A tônica atual ainda é dada por informações nascidas no final do século 19, início do século 20, quando podia se especular sobre a mente e o comportamento humano, sem metodologia científica e publicar pensando estar sendo científico. Os textos deste período descrevem o Pensamento corrente no Mundo das Idéias, instância em que os atos humanos são interpretados em termos culturais, “é isto”, “é aquilo”, e o corrobora “cientificamente”, passando a constituir “verdades” por critério de autoridade: “fulano disse”, muitos dos quais alimentam na Cultura o tipo de vírus que aqui se descreve.

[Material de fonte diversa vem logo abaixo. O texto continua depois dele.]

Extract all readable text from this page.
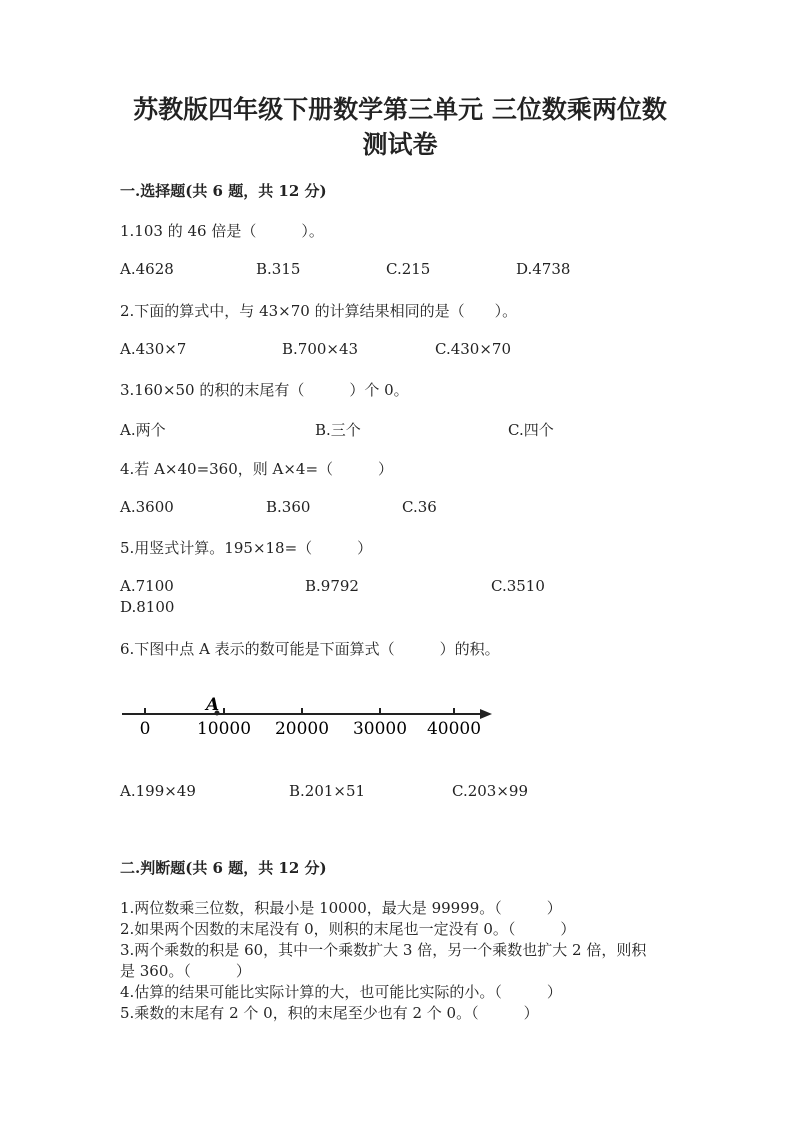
苏教版四年级下册数学第三单元 三位数乘两位数
测试卷
一.选择题(共 6 题，共 12 分)
1.103 的 46 倍是（　　　）。
A.4628	B.315	C.215	D.4738
2.下面的算式中，与 43×70 的计算结果相同的是（　　）。
A.430×7	B.700×43	C.430×70
3.160×50 的积的末尾有（　　　）个 0。
A.两个	B.三个	C.四个
4.若 A×40=360，则 A×4=（　　　）
A.3600	B.360	C.36
5.用竖式计算。195×18=（　　　）
A.7100	B.9792	C.3510
D.8100
6.下图中点 A 表示的数可能是下面算式（　　　）的积。
A
0	10000 20000 30000 40000
A.199×49	B.201×51	C.203×99
二.判断题(共 6 题，共 12 分)
1.两位数乘三位数，积最小是 10000，最大是 99999。（　　　）
2.如果两个因数的末尾没有 0，则积的末尾也一定没有 0。（　　　）
3.两个乘数的积是 60，其中一个乘数扩大 3 倍，另一个乘数也扩大 2 倍，则积
是 360。（　　　）
4.估算的结果可能比实际计算的大，也可能比实际的小。（　　　）
5.乘数的末尾有 2 个 0，积的末尾至少也有 2 个 0。（　　　）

É preciso complementar Karen Horney, “o ser humano possui uma propensão inata para a auto-realização, e, se os obstáculos forem removidos, o indivíduo se desenvolverá e se transformará num adulto maduro plenamente realizado”. (Karen Horney, Neurose e Desenvolvimento Humano), enxergando como obstáculo ao pleno desenvolvimento do ser, o induzir uma criança a comportar-se pela tradução de seus atos em “ela é”, principalmente nas cochifalas, a que a criança não tem acesso. A criança é a bolota de carvalho da alegoria de Karen Horney e esta indução nada mais é que orientar o desenvolvimento de sua personalidade para ser aquilo que, aos olhos dos adultos e do ambiente “é”, muitas vezes apenas como um fator cultural, mas podendo ser também uma orientação predeterminada na mente do adulto.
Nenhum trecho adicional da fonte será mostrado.